Why Music Fests are Overrated

EDUARDO PADRINO | ENTERTAINMENT COLUMNIST

The opportunity to see our favorite artists perform at a live show is something many of us would kill for. The thrilling experience of having a person, or a group of people, we admire right in front our eyes would be one of the most memorable moments of a lifetime. However, as much as we may love Coachella, Lollapalooza, SXSW or others, the hype of these festivals usually over-shadows what happens behind the main stage.

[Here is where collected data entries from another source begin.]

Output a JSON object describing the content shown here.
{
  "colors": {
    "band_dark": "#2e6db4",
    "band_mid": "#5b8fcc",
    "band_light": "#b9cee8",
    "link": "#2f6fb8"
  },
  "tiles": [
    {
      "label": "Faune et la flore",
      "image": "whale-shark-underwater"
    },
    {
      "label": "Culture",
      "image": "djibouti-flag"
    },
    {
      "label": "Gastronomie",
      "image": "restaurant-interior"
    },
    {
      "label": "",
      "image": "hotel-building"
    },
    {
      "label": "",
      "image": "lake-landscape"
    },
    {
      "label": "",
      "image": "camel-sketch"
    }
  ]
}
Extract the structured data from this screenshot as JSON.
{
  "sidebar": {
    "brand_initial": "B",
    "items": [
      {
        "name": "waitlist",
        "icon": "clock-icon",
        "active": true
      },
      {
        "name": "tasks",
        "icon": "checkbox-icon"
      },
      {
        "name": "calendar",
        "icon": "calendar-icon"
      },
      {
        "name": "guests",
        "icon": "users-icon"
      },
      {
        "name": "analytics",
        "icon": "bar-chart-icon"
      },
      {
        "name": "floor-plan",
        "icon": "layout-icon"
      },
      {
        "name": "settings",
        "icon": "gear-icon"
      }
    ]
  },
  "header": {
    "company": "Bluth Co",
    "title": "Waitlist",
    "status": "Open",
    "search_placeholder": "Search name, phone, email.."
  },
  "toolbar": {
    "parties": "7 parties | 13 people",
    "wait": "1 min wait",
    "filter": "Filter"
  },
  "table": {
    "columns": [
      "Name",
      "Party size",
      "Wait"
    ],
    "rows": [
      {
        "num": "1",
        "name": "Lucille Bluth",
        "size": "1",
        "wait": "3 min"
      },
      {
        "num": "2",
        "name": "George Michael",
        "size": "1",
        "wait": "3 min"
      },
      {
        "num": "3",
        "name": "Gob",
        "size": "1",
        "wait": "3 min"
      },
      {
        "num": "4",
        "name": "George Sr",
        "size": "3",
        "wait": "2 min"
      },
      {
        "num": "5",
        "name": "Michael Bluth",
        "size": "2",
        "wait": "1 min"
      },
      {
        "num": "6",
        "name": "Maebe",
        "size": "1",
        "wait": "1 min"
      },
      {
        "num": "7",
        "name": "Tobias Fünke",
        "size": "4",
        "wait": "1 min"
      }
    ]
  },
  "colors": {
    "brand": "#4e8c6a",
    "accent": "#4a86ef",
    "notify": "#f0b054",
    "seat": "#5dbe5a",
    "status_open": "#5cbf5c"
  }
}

In an article for NME by David Renshaw in 2014 titled “Danny Brown and School-boy Q criticize ‘commercial’ SXSW,” Brown spoke against the increasing commercial aspects of the festival, which is not only distracts from the performances but also takes the spotlight away from new, less popular artists. SXSW is famous for giving an opportunity for new acts to spread their music and increase their popularity, setting up the stage for pre-“Section.80” Kendrick Lamar and pre-“The Heist” Macklemore in past years, but with the more “corporate” approach to the festival, these new musicians trying to climb the ladder are often mistreated and set aside in exchange for those in the Billboard Hot 100.

Another downfall of the music festival scene is the lack of musical intimacy between the artists and their audience. Other than the distracting advertisements, the audience can be very far away from the performer at times, creating an emotional disconnection as opposed to the standard venue setting that many musicians and fans may prefer. “I’m tired of performing and seeing my fans outside the gate,” said Schoolboy Q to The Washington Post in 2014 after performing at SXSW earlier that year. This physical distance often becomes an obstacle for the main purpose of music, that is, convey an intimate, emotional message to the audience.

Also, famed music critic Anthony Fantano expressed his view towards the prices of music festivals in one of his Youtube channels by saying, “people here got renting mortgages to pay.” In 2016, the prices to Desert Trip in California, Coachella and Ultra Festival were $990, $623 and $526 respectively, and do not include the extra expenses of beverages, food and others. On the other side of the coin, people can save much more money by attending venues or other alternative ways of seeing artists perform. Tickets for Coldplay, Foo Fighters and Kendrick Lamar in 2017 have sold for under $80 for a single show in exchange for an experience that is less hectic and perhaps more enjoyable than a massive festival.

This is not to say that people should totally avoid music festivals. On the contrary, I believe these events can be a memorable and unique experience, not only to see your favorite artists but also to get to know the some of the underground music artists looking to get their name out there. However, the price to attend to several of these festivals can be a little high for the extreme advertisement, poor artist treatment and the impediment of intimate and emotional performances that is given in return in some of these events, while the alternatives to these festivals can be overwhelmingly cheaper and more enjoyable for both the artists and the audience.